Développer le plein potentiel de l’Hôtel Montfort

NICOLET.  L’amour que Jérôme Gagnon porte à sa région fait de lui un ambassadeur de choix pour Nicolet et pour l’établissement touristique où il est nouvellement directeur général, l’Hôtel Montfort.

Depuis son arrivée en poste le 5 décembre dernier, il avoue que les journées sont bien remplies et que c’est un beau défi de découvrir et d’apprendre les rouages du monde de l’hôtellerie. « Je suis content, car mes années à travailler dans le milieu touristique et à développer du partenariat avec des organismes m’aident beaucoup », révèle le directeur général.

Jérôme Gagnon est persuadé que sa vision du développement régional est un atout pour amener le Montfort à son plein potentiel. « C’est facile d’attacher des partenariats avec toutes les entreprises autour, car les gens me croient quand je dis que ça va bien chez nous et que c’est gagnant pour tout le monde. J’ai déjà ces contacts-là et ce n’est pas un discours nouveau pour moi », explique M. Gagnon.

« Je pense que je suis un gars d’équipe et, en toute humilité, je crois que l’hôtel avec besoin de ça. Je suis beaucoup plus sur le terrain que dans mon bureau, et je pense que c’est une force », ajoute-t-il.

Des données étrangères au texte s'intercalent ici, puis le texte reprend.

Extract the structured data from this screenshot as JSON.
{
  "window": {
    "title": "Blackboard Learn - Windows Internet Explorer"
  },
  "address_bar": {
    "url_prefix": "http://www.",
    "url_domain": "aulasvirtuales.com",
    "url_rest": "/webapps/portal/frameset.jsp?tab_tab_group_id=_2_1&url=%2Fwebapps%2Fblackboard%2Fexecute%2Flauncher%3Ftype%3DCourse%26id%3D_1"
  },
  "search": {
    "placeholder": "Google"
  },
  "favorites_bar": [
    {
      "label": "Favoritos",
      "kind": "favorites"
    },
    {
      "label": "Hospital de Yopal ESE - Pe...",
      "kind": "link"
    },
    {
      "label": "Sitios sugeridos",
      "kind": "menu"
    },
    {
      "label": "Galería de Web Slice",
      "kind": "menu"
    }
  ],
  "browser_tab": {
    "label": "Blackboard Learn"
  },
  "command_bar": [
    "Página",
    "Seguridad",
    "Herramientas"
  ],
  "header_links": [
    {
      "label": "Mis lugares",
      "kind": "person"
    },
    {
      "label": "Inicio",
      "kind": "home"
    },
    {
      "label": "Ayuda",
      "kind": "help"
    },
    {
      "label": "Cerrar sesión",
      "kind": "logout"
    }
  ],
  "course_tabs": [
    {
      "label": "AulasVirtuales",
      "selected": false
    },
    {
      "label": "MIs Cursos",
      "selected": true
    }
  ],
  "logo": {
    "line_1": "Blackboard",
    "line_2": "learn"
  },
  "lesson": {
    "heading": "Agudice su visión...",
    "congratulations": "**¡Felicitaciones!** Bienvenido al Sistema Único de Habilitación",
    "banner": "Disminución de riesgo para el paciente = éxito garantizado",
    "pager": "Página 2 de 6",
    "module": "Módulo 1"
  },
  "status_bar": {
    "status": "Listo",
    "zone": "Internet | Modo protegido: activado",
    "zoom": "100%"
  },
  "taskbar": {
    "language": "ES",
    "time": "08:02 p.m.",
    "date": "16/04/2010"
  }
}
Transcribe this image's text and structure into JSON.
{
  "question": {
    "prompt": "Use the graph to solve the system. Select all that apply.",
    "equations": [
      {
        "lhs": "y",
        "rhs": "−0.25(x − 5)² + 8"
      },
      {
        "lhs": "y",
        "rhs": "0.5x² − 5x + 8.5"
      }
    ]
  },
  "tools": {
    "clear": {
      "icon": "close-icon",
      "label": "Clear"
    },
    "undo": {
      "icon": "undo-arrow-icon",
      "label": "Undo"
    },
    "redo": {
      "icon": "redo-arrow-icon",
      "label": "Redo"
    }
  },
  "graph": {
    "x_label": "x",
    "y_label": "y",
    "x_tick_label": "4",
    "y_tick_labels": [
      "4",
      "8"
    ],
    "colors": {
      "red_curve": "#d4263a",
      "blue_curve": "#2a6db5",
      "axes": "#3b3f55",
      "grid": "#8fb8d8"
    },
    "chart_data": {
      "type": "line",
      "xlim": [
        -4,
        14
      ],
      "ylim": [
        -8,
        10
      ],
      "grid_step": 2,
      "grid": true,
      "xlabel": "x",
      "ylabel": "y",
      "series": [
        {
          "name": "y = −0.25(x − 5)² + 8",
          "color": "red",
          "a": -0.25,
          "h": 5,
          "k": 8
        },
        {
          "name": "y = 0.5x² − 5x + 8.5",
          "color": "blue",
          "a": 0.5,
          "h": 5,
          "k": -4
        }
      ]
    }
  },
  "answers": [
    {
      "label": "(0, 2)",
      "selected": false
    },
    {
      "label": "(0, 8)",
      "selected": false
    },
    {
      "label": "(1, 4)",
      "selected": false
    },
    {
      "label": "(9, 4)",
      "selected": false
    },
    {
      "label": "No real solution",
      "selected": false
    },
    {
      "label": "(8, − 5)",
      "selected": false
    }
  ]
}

La vision d’avenir du Montfort

Malgré les défis, Jérôme Gagnon n’a pas moins d’ambition pour autant pour le Montfort. Il a une vision claire de ce qu’il veut développer aux côtés d’une équipe qu’il souhaite solidifier. « Je pense que ça va fonctionner! Je crois en Nicolet, au Centre-du-Québec et en l’Hôtel Montfort. Ce n’est pas vrai que ça marche juste ailleurs!, lance-t-il. En février dernier, on a battu un record d’hébergement. On a de la place pour l’amélioration, mais on peut déjà constater que ce qu’on fait, ce n’est pas si mauvais que ça! »

« Je pense que le Montfort est un excellent produit et qu’il faut développer son offre sur les lieux. On veut développer le long séjour, alors ça nous prend assurément des activités pour garder ces gens-là sur place », explique M. Gagnon.

Parmi les pistes de développements, le directeur mentionne la possibilité de bonifier les offres extérieures comme le spa ou l’ajout d’une piscine, ainsi que l’animation des sentiers en hiver et son illumination. « Le lieu est magnifique avec ses terrains boisés, alors je suis persuadé qu’on peut les développer, peut-être en y apportant de l’hébergement d’appoint. Le projet ultime serait qu’on puisse arrimer ça au développement de la rivière et de l’ile Moras », ajoute M. Gagnon.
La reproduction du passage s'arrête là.